Quentin bends down, wraps one arm below my ass, and lifts me onto the counter. He pulls me to the edge so that I can wrap my legs around his waist as he continues to devour my mouth with his.

He tugs on my hair, and I slant my neck back as he takes everything he wants with every kiss. It’s the most passionate kiss I’ve ever had.

There’s so much feeling…so much emotion being expressed between every press of our mouths together as we make out for what seems like hours.

We don’t take it any further. We simply revel in our lips on one another, kissing like we’re never going to get the chance to again.

The problem is that my panties are soaked, and as much as I would love for him to fuck me right here on this counter, I know we’ve already gone too far.

Even if this was because of my impulsive decision.

I find the strength to stop kissing him, setting a hand on his chest as I lean back.

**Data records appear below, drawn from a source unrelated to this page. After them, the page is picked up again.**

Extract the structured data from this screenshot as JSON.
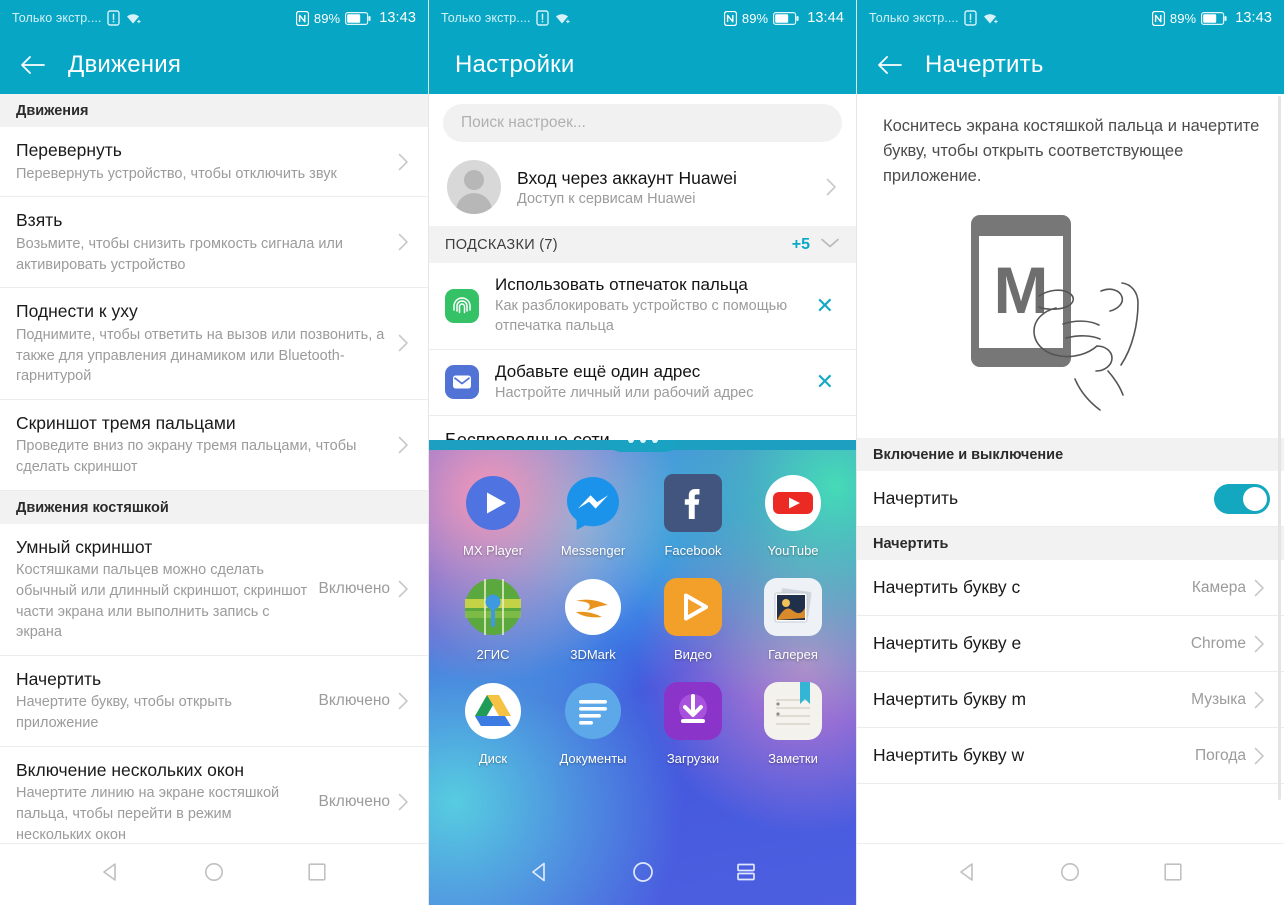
{
  "statusbar": {
    "carrier": "Только экстр....",
    "battery_pct": "89%",
    "time_left": "13:43",
    "time_mid": "13:44",
    "time_right": "13:43",
    "nfc_icon": "nfc-icon",
    "sim_icon": "sim-alert-icon",
    "wifi_icon": "wifi-icon",
    "battery_icon": "battery-icon"
  },
  "panel1": {
    "title": "Движения",
    "back_icon": "back-arrow-icon",
    "sections": [
      {
        "header": "Движения",
        "rows": [
          {
            "title": "Перевернуть",
            "sub": "Перевернуть устройство, чтобы отключить звук",
            "value": ""
          },
          {
            "title": "Взять",
            "sub": "Возьмите, чтобы снизить громкость сигнала или активировать устройство",
            "value": ""
          },
          {
            "title": "Поднести к уху",
            "sub": "Поднимите, чтобы ответить на вызов или позвонить, а также для управления динамиком или Bluetooth-гарнитурой",
            "value": ""
          },
          {
            "title": "Скриншот тремя пальцами",
            "sub": "Проведите вниз по экрану тремя пальцами, чтобы сделать скриншот",
            "value": ""
          }
        ]
      },
      {
        "header": "Движения костяшкой",
        "rows": [
          {
            "title": "Умный скриншот",
            "sub": "Костяшками пальцев можно сделать обычный или длинный скриншот, скриншот части экрана или выполнить запись с экрана",
            "value": "Включено"
          },
          {
            "title": "Начертить",
            "sub": "Начертите букву, чтобы открыть приложение",
            "value": "Включено"
          },
          {
            "title": "Включение нескольких окон",
            "sub": "Начертите линию на экране костяшкой пальца, чтобы перейти в режим нескольких окон",
            "value": "Включено"
          }
        ]
      }
    ]
  },
  "panel2": {
    "title": "Настройки",
    "search_placeholder": "Поиск настроек...",
    "account": {
      "title": "Вход через аккаунт Huawei",
      "sub": "Доступ к сервисам Huawei",
      "avatar_icon": "avatar-icon"
    },
    "tips": {
      "header": "ПОДСКАЗКИ (7)",
      "plus": "+5",
      "collapse_icon": "chevron-down-icon",
      "items": [
        {
          "title": "Использовать отпечаток пальца",
          "sub": "Как разблокировать устройство с помощью отпечатка пальца",
          "icon": "fingerprint-icon",
          "close": "✕"
        },
        {
          "title": "Добавьте ещё один адрес",
          "sub": "Настройте личный или рабочий адрес",
          "icon": "mail-icon",
          "close": "✕"
        }
      ]
    },
    "next_section": "Беспроводные сети"
  },
  "drawer": {
    "handle_icon": "drawer-handle-dots",
    "apps": [
      {
        "label": "MX Player",
        "icon": "mx-player-icon"
      },
      {
        "label": "Messenger",
        "icon": "messenger-icon"
      },
      {
        "label": "Facebook",
        "icon": "facebook-icon"
      },
      {
        "label": "YouTube",
        "icon": "youtube-icon"
      },
      {
        "label": "2ГИС",
        "icon": "2gis-icon"
      },
      {
        "label": "3DMark",
        "icon": "3dmark-icon"
      },
      {
        "label": "Видео",
        "icon": "video-icon"
      },
      {
        "label": "Галерея",
        "icon": "gallery-icon"
      },
      {
        "label": "Диск",
        "icon": "google-drive-icon"
      },
      {
        "label": "Документы",
        "icon": "google-docs-icon"
      },
      {
        "label": "Загрузки",
        "icon": "downloads-icon"
      },
      {
        "label": "Заметки",
        "icon": "notes-icon"
      }
    ]
  },
  "panel3": {
    "title": "Начертить",
    "back_icon": "back-arrow-icon",
    "description": "Коснитесь экрана костяшкой пальца и начертите букву, чтобы открыть соответствующее приложение.",
    "illustration_letter": "M",
    "illustration_icon": "knuckle-draw-illustration",
    "toggle_section_header": "Включение и выключение",
    "toggle_row_label": "Начертить",
    "toggle_state": "on",
    "letters_section_header": "Начертить",
    "letters": [
      {
        "title": "Начертить букву c",
        "value": "Камера"
      },
      {
        "title": "Начертить букву e",
        "value": "Chrome"
      },
      {
        "title": "Начертить букву m",
        "value": "Музыка"
      },
      {
        "title": "Начертить букву w",
        "value": "Погода"
      }
    ]
  },
  "navbar": {
    "back": "nav-back-icon",
    "home": "nav-home-icon",
    "recents": "nav-recents-icon",
    "recents_drawer": "nav-recents-split-icon"
  },
  "colors": {
    "accent_teal": "#06a6c4",
    "toggle_on": "#13a8c0",
    "tip_close": "#17a9c4",
    "plus_badge": "#0aa8c6"
  }
}
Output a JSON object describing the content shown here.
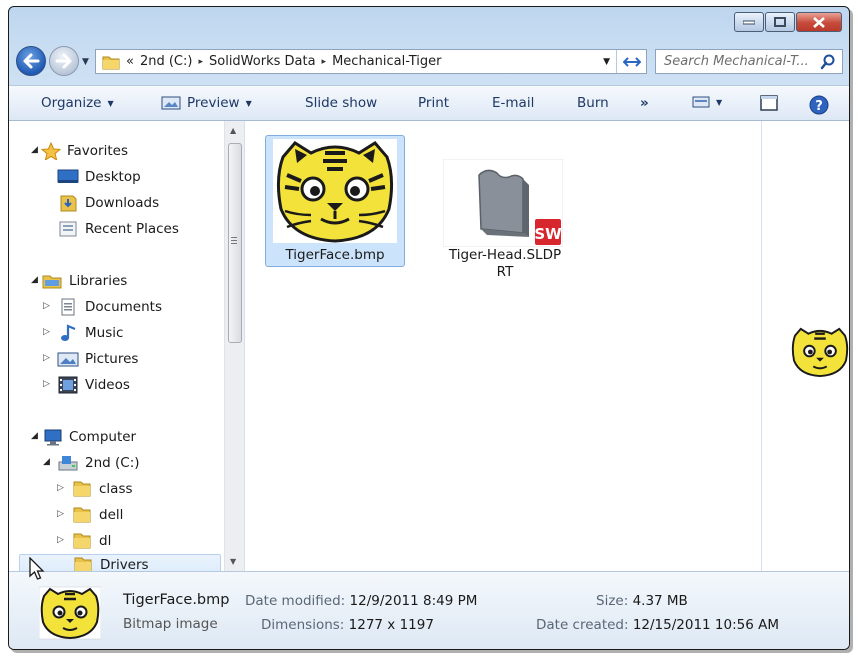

We’re both struggling to catch our breaths, and when my eyes connect with his, I nearly lose my willpower. Because he looks like he wants to tear me apart and put me back together, but the issue is, I’d be made for him.

No one else.

I know that if we cross that line, there’s no going back for me. And that scares the hell out of me.

“I’m sorry,” I breathe. “Raging hormones and the heat of the moment…”

“Yeah.” He runs a hand through his hair as he takes a step back. “We shouldn’t go any further.”

“It was just a celebratory kiss. That’s all,” I surmise, nodding along with myself.

“Yup, that,” Quentin agrees, and it’s not until then that I notice his erection nearly poking through his sweats.

Lust thrums in my veins, the desire to take care of him growing stronger with every second that I keep staring.

“I’m going to…go upstairs.” He sounds choked, like if he doesn’t get away soon, he might die.